“Sakura,” or “Cherry Blossoms”, is a traditional Japanese folk song that invokes the season of spring. Probably one of the most popular songs of all time, it’s an incredibly easy and accessible choral piece in both English and Japanese.
It can be tough to get students engaged in learning about other cultures, but I think that creating a global curriculum is one of the most important things a teacher can do. It’s not in your standards, and usually absent from your curriculum map, but exposing students to a variety of languages, cultures, and viewpoints from a young age can do wonders for your learners. If you’re still looking for a reason May is Asian-Pacific Heritage Month.

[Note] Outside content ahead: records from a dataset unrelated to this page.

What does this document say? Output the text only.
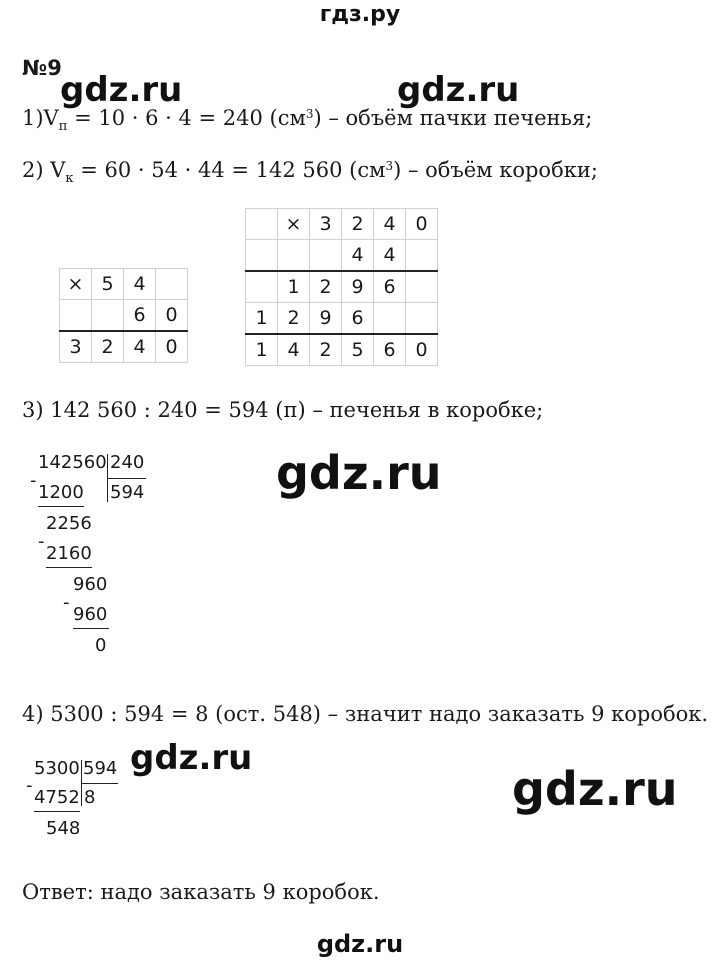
гдз.ру
№9
gdz.ru	gdz.ru
gdz.ru
gdz.ru
gdz.ru
gdz.ru
$1)V_п = 10 \cdot 6 \cdot 4 = 240$ $(см^3)$ – объём пачки печенья;
2) $V_к = 60 \cdot 54 \cdot 44 = 142$ 560 $(см^3)$ – объём коробки;
×	5	4	
		6	0
3	2	4	0
	×	3	2	4	0
			4	4	
	1	2	9	6	
1	2	9	6		
1	4	2	5	6	0
3) 142 560 : 240 = 594 (п) – печенья в коробке;
142560 240
594
-
1200
2256
-
2160
960
-
960
0
4) 5300 : 594 = 8 (ост. 548) – значит надо заказать 9 коробок.
5300 594
8
-
4752
548
Ответ: надо заказать 9 коробок.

I remember reading a very convincing article in the guardian a few years ago, and it talk about how businesses and employers want more globally minded people working for them. I made a conscious decision to start including material from all over the world in my lessons (I explain why here) and try to bring in as many authentic sources as possible.

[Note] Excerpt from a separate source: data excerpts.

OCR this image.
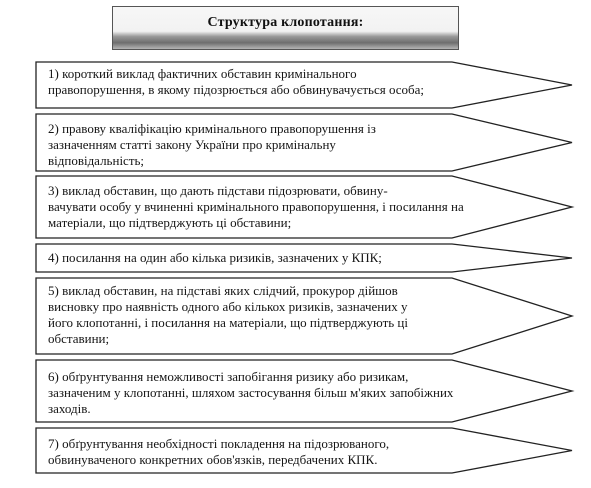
Структура клопотання:
1) короткий виклад фактичних обставин кримінального
правопорушення, в якому підозрюється або обвинувачується особа;
2) правову кваліфікацію кримінального правопорушення із
зазначенням статті закону України про кримінальну
відповідальність;
3) виклад обставин, що дають підстави підозрювати, обвину-
вачувати особу у вчиненні кримінального правопорушення, і посилання на
матеріали, що підтверджують ці обставини;
4) посилання на один або кілька ризиків, зазначених у КПК;
5) виклад обставин, на підставі яких слідчий, прокурор дійшов
висновку про наявність одного або кількох ризиків, зазначених у
його клопотанні, і посилання на матеріали, що підтверджують ці
обставини;
6) обґрунтування неможливості запобігання ризику або ризикам,
зазначеним у клопотанні, шляхом застосування більш м'яких запобіжних
заходів.
7) обґрунтування необхідності покладення на підозрюваного,
обвинуваченого конкретних обов'язків, передбачених КПК.
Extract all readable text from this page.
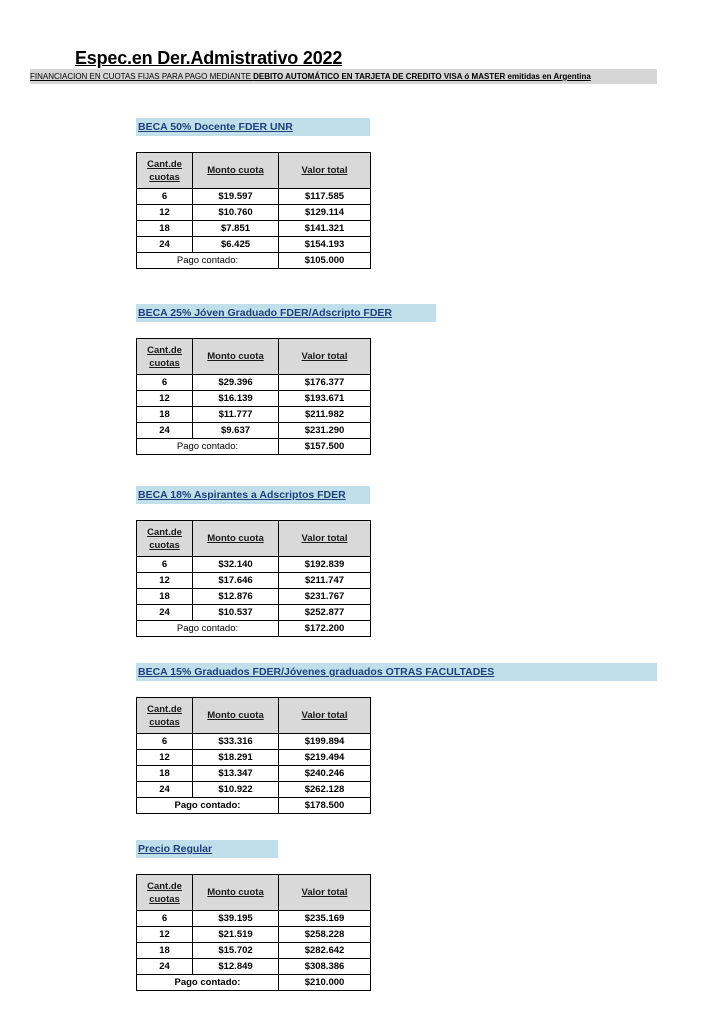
Espec.en Der.Admistrativo 2022
FINANCIACION EN CUOTAS FIJAS PARA PAGO MEDIANTE DEBITO AUTOMÁTICO EN TARJETA DE CREDITO VISA ó MASTER emitidas en Argentina
BECA 50% Docente FDER UNR
Cant.de cuotas	Monto cuota	Valor total
6	$19.597	$117.585
12	$10.760	$129.114
18	$7.851	$141.321
24	$6.425	$154.193
Pago contado:		$105.000
BECA 25% Jóven Graduado FDER/Adscripto FDER
Cant.de cuotas	Monto cuota	Valor total
6	$29.396	$176.377
12	$16.139	$193.671
18	$11.777	$211.982
24	$9.637	$231.290
Pago contado:		$157.500
BECA 18% Aspirantes a Adscriptos FDER
Cant.de cuotas	Monto cuota	Valor total
6	$32.140	$192.839
12	$17.646	$211.747
18	$12.876	$231.767
24	$10.537	$252.877
Pago contado:		$172.200
BECA 15% Graduados FDER/Jóvenes graduados OTRAS FACULTADES
Cant.de cuotas	Monto cuota	Valor total
6	$33.316	$199.894
12	$18.291	$219.494
18	$13.347	$240.246
24	$10.922	$262.128
Pago contado:		$178.500
Precio Regular
Cant.de cuotas	Monto cuota	Valor total
6	$39.195	$235.169
12	$21.519	$258.228
18	$15.702	$282.642
24	$12.849	$308.386
Pago contado:		$210.000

Sakura is one of those authentic sources, it’s present version was documented in 1888 by Japan’s Department of Education, but it’s based on an even older melody from the Meiji period. The first thing i do, before even listening to the song is talk about Japan. It’s so important to engage learners and active prior knowledge and students seem to always know a ton about Japan! Nintendo, Pokemon, and Samurai are common themes that all students are interested in. There are a bunch of video, I’ve found the most artistic and aesthetically please one are always on Vimeo (here’s the one I used) And I usually include a few pictures of myself (I spent sometime there a few years ago)
All the images are from my Sakura Spring Song Unit found HERE
Once enthusiasm is high introduce the song, and pass out the lyrics. When I’m introducing a new song this is my usual process of doing it.

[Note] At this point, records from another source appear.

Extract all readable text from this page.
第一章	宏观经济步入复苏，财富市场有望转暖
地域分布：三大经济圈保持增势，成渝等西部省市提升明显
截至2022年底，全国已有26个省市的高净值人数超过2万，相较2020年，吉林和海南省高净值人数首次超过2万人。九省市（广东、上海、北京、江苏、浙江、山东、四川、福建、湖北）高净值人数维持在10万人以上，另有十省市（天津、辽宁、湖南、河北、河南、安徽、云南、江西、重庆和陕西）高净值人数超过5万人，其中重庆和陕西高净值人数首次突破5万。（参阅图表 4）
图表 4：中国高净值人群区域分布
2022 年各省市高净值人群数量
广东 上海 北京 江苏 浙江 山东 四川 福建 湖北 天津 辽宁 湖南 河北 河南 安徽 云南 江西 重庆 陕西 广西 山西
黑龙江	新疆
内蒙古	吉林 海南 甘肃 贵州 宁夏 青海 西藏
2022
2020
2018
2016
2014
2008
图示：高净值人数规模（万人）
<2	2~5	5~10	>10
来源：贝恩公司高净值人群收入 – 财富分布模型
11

- Speaking the lyrics (just having them reading them aloud together)
- Listen to the song and silent read
- I say you say (repeat after me)
- Sing line 1 / Sing line 2 / Sing lines 1 & 2
The process of learning a new song always takes time. Don’t expect them to do it all at once. I have the unit broken up into 3 parts. A) English only then b) Japanese only and c) both. Take your time and make sure that students have mastered the part before you move on. I saw my students were struggling with memorizing melodies so I showed them that the song continuously repeats itself and that if they knew one line, they just had to copy it later in the song.
Next moving to the Japanese is tough, hopefully your students are invested enough in the song that they embrace the upcoming challenge. I went over a pronunciation guide with the students first, and then broke the words up phonetically. They got it pretty quickly and I was thoroughly impressed, the only difficulty was that the letter I is pronounced like ee. I introduce the Japanese lyrics in the same steps as the English ones.
Once they’ve mastered both the English and Japanese parts then I split the class into two groups. Left and Right, boys and girls, however you want to do it is fine. Both groups sing verse 1 and verse 2, however they split parts at verse 3, with one singing the English version and one the Japanese. This will easily be the most difficult part for your students, and my only advice is practice practice practice. In my lesson I have isolated tracks of the individual parts as well as an instrumental version, but eventually they have to sing it together. I see my students 45 minutes/week and the song took us 3 weeks to learn it, and maybe 4 to be totally performance ready.